When engineering and administrative controls do not suffice, workers should use personal protective equipment to ensure compliance with exposure standards. Conductive suits, gloves, safety shoes and other types of personal protective equipment for RF fields are now commercially available.
They should be used with great care, since the attenuation properties of the material used to make this protective equipment can vary dramatically with frequency. Only when the attenuation properties of the equipment is known at the frequency in question can they be used reliably.
Special care should be exercised with RF safety glasses since any metal may enhance local fields by acting as a receiving antenna.
There are no exposure situations where members of the general public need to use protective equipment for RF fields from radars.
In recent years, clothing and other materials have appeared on the consumer market claiming to have RF shielding properties, and directing their claims to "sensitive" members of the general population, such as pregnant women. The use of these types of products is unnecessary and should be discouraged. They offer no effective RF shielding, and there is no need for these devices.

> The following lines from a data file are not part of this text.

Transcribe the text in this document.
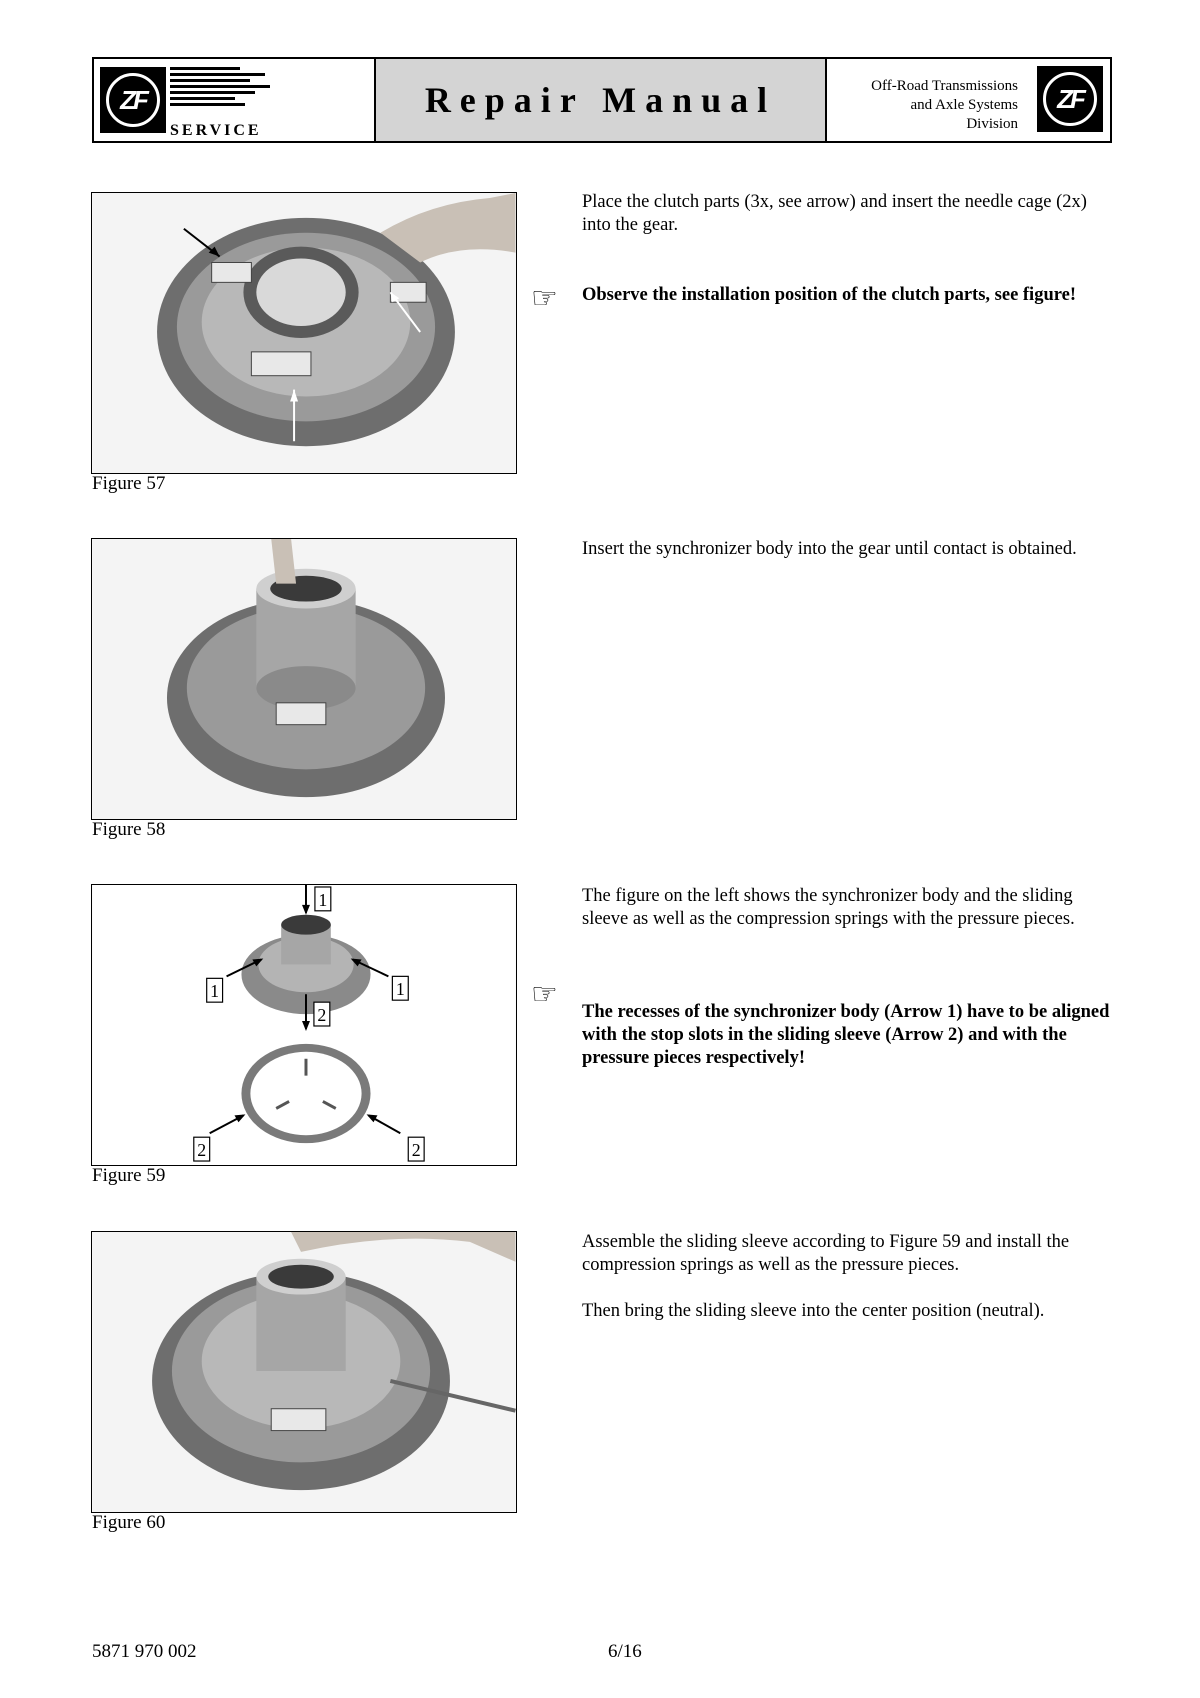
ZF
SERVICE
Repair Manual	Off-Road Transmissions
and Axle Systems
Division
ZF
Figure 57
Place the clutch parts (3x, see arrow) and insert the needle cage (2x) into the gear.
☞ Observe the installation position of the clutch parts, see figure!
Figure 58
Insert the synchronizer body into the gear until contact is obtained.
1
1	1
2
2	2
Figure 59
The figure on the left shows the synchronizer body and the sliding sleeve as well as the compression springs with the pressure pieces.
☞
The recesses of the synchronizer body (Arrow 1) have to be aligned with the stop slots in the sliding sleeve (Arrow 2) and with the pressure pieces respectively!
Figure 60
Assemble the sliding sleeve according to Figure 59 and install the compression springs as well as the pressure pieces.
Then bring the sliding sleeve into the center position (neutral).
5871 970 002	6/16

Human exposure to EMF emitted by radar systems is limited by international standards and protective measures, which were adopted on the basis the currently available scientific evidence. In summary:
RF fields cause molecules in tissue to vibrate and generate heat. Heating effects could be expected if time is spent directly in front of some radar antennas, but are not possible at the environmental levels of RF fields emanating from radar systems.
To produce any adverse health effect, RF exposure above a threshold level must occur. The known threshold level is the exposure needed to increase tissue temperature by at least 1oC. The very low RF environmental field levels from radar systems cannot cause any significant temperature rise.
To date, researchers have not found evidence that multiple exposures to RF fields below threshold levels cause any adverse health effects. No accumulation of damage occurs to tissues from repeated low level RF exposure.
At present, there is no substantive evidence that adverse health effects, including cancer, can occur in people exposed to RF levels at or below the limits set by international standards. However, more research is needed to fill certain gaps in knowledge.